Doctor of Philosophy




M.J. Kidnie


Taking its cue from the many Renaissance playwrights who emphasized their spectators’ participation, this dissertation develops a model of audience response based on what texts from the period reveal about early modern spectators’ active engagements with staged bodies and stage space. Discussing plays by Shakespeare, Peele, Beaumont, Marston, Ford, Middleton, and Tourneur, I establish an analytical arc that travels gradually deeper into the body, moving from performances that depict the superficial violation of the body to those that represent its violent penetration onstage, thereby encouraging spectators to contemplate the body’s physiological recesses.
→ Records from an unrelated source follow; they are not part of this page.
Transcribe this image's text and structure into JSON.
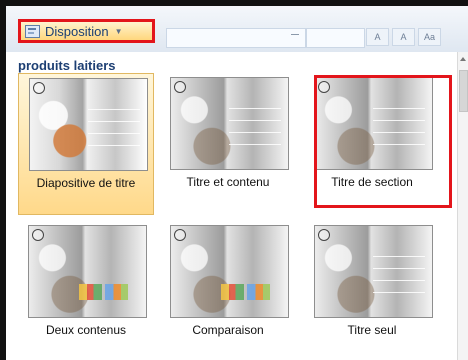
{
  "ribbon": {
    "layout_button_label": "Disposition",
    "dropdown_icon": "chevron-down-icon",
    "tool_labels": [
      "A",
      "A",
      "Aa"
    ]
  },
  "gallery": {
    "section_title": "produits laitiers",
    "items": [
      {
        "label": "Diapositive de titre",
        "thumbnail_icon": "slide-layout-thumbnail",
        "selected": true
      },
      {
        "label": "Titre et contenu",
        "thumbnail_icon": "slide-layout-thumbnail",
        "selected": false
      },
      {
        "label": "Titre de section",
        "thumbnail_icon": "slide-layout-thumbnail",
        "selected": false
      },
      {
        "label": "Deux contenus",
        "thumbnail_icon": "slide-layout-thumbnail",
        "selected": false
      },
      {
        "label": "Comparaison",
        "thumbnail_icon": "slide-layout-thumbnail",
        "selected": false
      },
      {
        "label": "Titre seul",
        "thumbnail_icon": "slide-layout-thumbnail",
        "selected": false
      }
    ]
  },
  "colors": {
    "highlight": "#e3151b",
    "selected_fill": "#ffd98a",
    "section_text": "#1d3f73"
  }
}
Early modern anatomical science and its exploration of the body provide a historical backdrop for an analysis of the spectator’s confrontation with the human body’s ontology, while a phenomenological approach to the experience of playgoing respects the importance Renaissance plays placed on the audience’s ability to bring stage phenomena to life. Chapter One argues that the representational strategies of early modern drama encourage a metatheatrical awareness on the part of audiences, by highlighting the conflation of presentation and representation that underlies the theatrical delivery of fictional bodies and places. The distinction between the actor’s persona (which presents) and the character’s persona (which is represented) fundamentally influences the spectator’s engagement with what the body performs—that is, how this dually invested body exists in space and time (the subject of Chapter Two) and what breaches of bodily integrity it can physically withstand within the performance arena (Chapters Three and Four). The drama of the time intimated that by imaginatively participating in the theatrical exploration of the body’s capabilities and limits, early modern spectators could attain the knowledge and power Renaissance culture so often invested in the physical human form.